При нападении на Чираг случилось следующее примечательное происшествие. Вне укрепления, в близком расстоянии, находилась мечеть, обращенная в провиантский магазин; неприятель хотел занять оную, ибо через то легче мог подойти к укреплению. Один молодой офицер, защищавшись в мечети до последней крайности, видя наконец, что удержать ее не в состоянии, отпустил в укрепление свою команду, сам с четырьмя человеками лучших стрелков, запасшись большим количеством патронов, засел в минарете при мечети и, производя величайший вред толпившемуся неприятелю, не допускал его приблизиться к укреплению. Не иначе мог преодолеть неприятель сего бесстрашного офицера и его товарищей, как подкопавши основание минарета и опрокинув оный на землю. Офицеру и солдатам предложено было сдаться, но они ответствовали на то выстрелами. По сведениям, собранным после, неприятель одними убитыми имел до пятидесяти человек в продолжении полутора суток их защиты. В виду укрепления были они, уже мертвые, изрублены в мелкие части.

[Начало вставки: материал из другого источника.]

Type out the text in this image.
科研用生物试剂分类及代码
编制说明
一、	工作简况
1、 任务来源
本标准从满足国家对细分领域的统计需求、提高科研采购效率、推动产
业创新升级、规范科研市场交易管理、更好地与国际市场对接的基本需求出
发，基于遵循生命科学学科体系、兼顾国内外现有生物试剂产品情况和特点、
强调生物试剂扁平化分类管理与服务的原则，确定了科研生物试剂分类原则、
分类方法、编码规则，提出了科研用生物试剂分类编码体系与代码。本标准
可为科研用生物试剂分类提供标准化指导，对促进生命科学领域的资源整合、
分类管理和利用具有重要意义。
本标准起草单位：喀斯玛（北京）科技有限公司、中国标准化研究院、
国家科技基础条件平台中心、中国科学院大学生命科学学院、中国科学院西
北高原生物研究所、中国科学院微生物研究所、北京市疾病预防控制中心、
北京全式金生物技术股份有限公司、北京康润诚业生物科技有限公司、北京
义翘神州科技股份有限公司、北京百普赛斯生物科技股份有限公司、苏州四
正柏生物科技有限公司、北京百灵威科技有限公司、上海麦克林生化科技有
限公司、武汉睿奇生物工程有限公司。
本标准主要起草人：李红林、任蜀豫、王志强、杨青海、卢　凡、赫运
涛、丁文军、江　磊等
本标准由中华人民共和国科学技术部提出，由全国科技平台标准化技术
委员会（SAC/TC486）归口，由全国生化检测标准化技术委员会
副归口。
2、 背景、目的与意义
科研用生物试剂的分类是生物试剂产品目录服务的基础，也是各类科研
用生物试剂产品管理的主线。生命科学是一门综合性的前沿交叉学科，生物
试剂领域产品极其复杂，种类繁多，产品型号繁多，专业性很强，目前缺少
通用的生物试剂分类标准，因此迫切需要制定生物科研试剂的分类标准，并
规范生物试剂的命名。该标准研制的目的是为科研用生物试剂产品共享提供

Прибывши 1 января в селение Параул, Мехтулинской провинции, дал отдых войскам, расположа их в селениях по квартирам. После чего вскоре началась зима, и весьма жестокая. Я назначил войска, которые, под командою подполковника квартирмейстерской части, Верховского, должны были остаться здесь на зиму. На счет земли учредил снабжение их фуражом и дровами, перевозку провианта из магазинов Кизлярского и Дербентского обратил в повинность мехтулинцам и жителям Табассарана. Отряд войск сих обязан был наблюдать за поведением акушинцев и чтобы они не могли мстить народам, нам содействовавшим.
Шамхалу, дающему собою пример постоянной верности Императору, способствующему нам всеми зависящими от него средствами, в награду за усердие, Высочайшим именем Государя, дал я в Мехтулинской провинции в потомственное владение не менее 2500 семейств, что составит, по крайней мере, 10 тысяч душ, и снабдил его грамотою. В остальных деревнях учредил наиба[31] (правителя от русского начальства), в пользу двух малолетних детей умершего Гассан-Хана, брата изменника хана Аварского, которых отправил я в Россию вместе с бабкою их, тою злою и гнусною старухою, которой переписка захвачена была в Акуше.
Некоторым из старшин мехтулинских и владельца селения Каферкумыцкого, возбуждавших в последние два года все мятежи и беспокойства, участвовавших во всех предприятиях Аварского хана и его брата, в особенности злобствовавших на шамхала, за его приверженность русским, отправил в Кизляр и приказал некоторых повесить, дабы беспокойные соседи Кавказской губернии знали, что и в Дагестан простирается власть наша, и тщетны их на него надежды!
Желая осмотреть округ Гамры-Езень, отправился я через оный, и 17 января приехал в Дербент, где нужно было мне видеть крепость, которую, не знаю почему, спешил Инженерный департамент[32] приводить в оборонительное положение. Я нашел, что крепость имеет одно достоинство древности, но что бесполезно укреплять или исправлять оную, ибо часть возвышенная оной, или цитадель, слишком тесна для вмещения малого даже гарнизона, вся же вообще крепость потребовала бы весьма значительный расход. В общем мнении долгое время Дербент почитаем был непреодолимою твердынею, преграждающею путь от стороны России. Мог он казаться нам таковым, пока земля была нам неизвестна, но почему так разумели о нем древние, когда довольно удобно обойти его, и если точно существовала стена, проходившая по горам, то невозможно, по крайней мере, употребить повсюду равные для защиты оной средства.
В Дербенте явился ко мне, возвратившийся из Хивы, гвардейского Генерального штаба капитан Муравьев. С ним приехали два посланца от Хивинского хана, с которым желал я вступить в сношение. Они представили мне пышные письма хана и ничтожные подарки. Я приказал им отправиться в Тифлис, где должны они были прожить зиму и весною возвратиться в отечество. Сколько нимало благосклонен был прием, сделанный в Хиве Муравьеву, посланцы доказывали, однако же, уважение хана к российскому правительству, и я имел надежду на успех в моем намерении.